Rena I. Steinzor, a law professor and former president of the Center for Progressive Reform, also believes corporations are trying to maintain their “get out of jail free” pass by worming their way into the bipartisan effort to bring about badly needed criminal justice reforms.
As the professor recently said:
“We don’t have a white-collar over-criminalization problem in this country. We have an under-criminalization problem.”
Her outrage palpable, Professor Steinzor added that “people die for preventable reasons every day in America and the vast majority of corporate managers responsible for such episodes escape even a hint of criminal charges. Federal and state prosecutors are overly hesitant to bring white-collar cases.”
While we may disagree that we have an under-criminalization problem, the professor’s point is well taken. Apparently agreeing with these sentiments, President Obama has indicated he is prepared to veto the so-called “mens rea” reform legislation.
In a recent statement issued to The Huffington Post, a White House official said:
“If the bill became law, a terrorist could only be found guilty for using a weapon of mass destruction if he specifically knew his victims were going to be U.S. nationals, a killer could only be found guilty of certain firearm crimes if he knew the gun traveled in interstate commerce, and a white-collar criminal could only be found guilty of bank fraud if he knew he was robbing a bank that was F.D.I.C.-insured.”
And, speaking for the DOJ, Peter Carr said the mens rea reform provision “would create confusion and needless litigation and significantly weaken [laws] that play an important role in protecting the public welfare.”
We defend on a daily basis cases ranging from serious drug offenses to complicated white collar fraud which both scream for sentencing and mens rea reform.
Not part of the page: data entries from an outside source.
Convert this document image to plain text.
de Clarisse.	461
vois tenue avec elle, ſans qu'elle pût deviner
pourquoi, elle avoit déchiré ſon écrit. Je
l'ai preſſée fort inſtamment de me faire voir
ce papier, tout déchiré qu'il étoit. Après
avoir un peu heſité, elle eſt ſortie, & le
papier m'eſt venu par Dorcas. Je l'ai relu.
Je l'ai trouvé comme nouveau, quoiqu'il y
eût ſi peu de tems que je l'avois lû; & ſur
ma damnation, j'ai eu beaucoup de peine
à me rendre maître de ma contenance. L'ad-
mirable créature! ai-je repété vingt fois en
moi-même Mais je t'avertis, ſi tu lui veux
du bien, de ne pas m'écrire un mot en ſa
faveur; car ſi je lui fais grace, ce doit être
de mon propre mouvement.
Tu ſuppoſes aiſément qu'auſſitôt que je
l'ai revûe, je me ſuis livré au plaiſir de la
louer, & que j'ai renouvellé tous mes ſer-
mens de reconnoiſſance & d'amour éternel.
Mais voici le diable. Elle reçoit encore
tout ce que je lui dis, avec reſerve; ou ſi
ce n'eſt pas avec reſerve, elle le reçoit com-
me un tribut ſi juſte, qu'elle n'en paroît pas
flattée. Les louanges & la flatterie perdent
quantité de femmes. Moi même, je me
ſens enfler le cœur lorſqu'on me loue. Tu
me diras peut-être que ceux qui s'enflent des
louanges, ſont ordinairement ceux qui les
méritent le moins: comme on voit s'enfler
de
We wholeheartedly endorse these reforms, especially as they relate to the harsh mandatory minimums in drug cases and the majority of cases currently prosecuted as federal crimes.
We also recognize the need for mens rea reform in many white collar offenses, especially those associated with health care and corporate fraud conspiracies. It is unfair to prosecute an individual, no matter their socio-economic level, for a crime that is so obscure that the defendant had no notice that it was illegal. In fact, we would support this type of mens rea reform for all federal criminal conduct, if it was to be applied evenly across the board.
However, it does appear that big corporations and their conservative backers, like Charles and David Koch, have attempted to hijack the valid criminal justice reform effort to allow a few corporations and their executives to continue their “crime spree” across the public landscape with arrogance and impunity.
Supporters of the bill have responded to these criticisms of the legislation and have vowed to correct the mens rea issue by addressing valid criticisms concerning inadequate, and sometimes missing, intent requirements of some criminal statutes, while protecting the DOJ’s ability to prosecute criminal activity.
As we said previously, we always hold our breath when criminal justice reforms are announced. Somehow “reforms” always lead to more pain for those the most in need of leniency and rehabilitation. We will be watching this legislation with keen interest, and one eye open.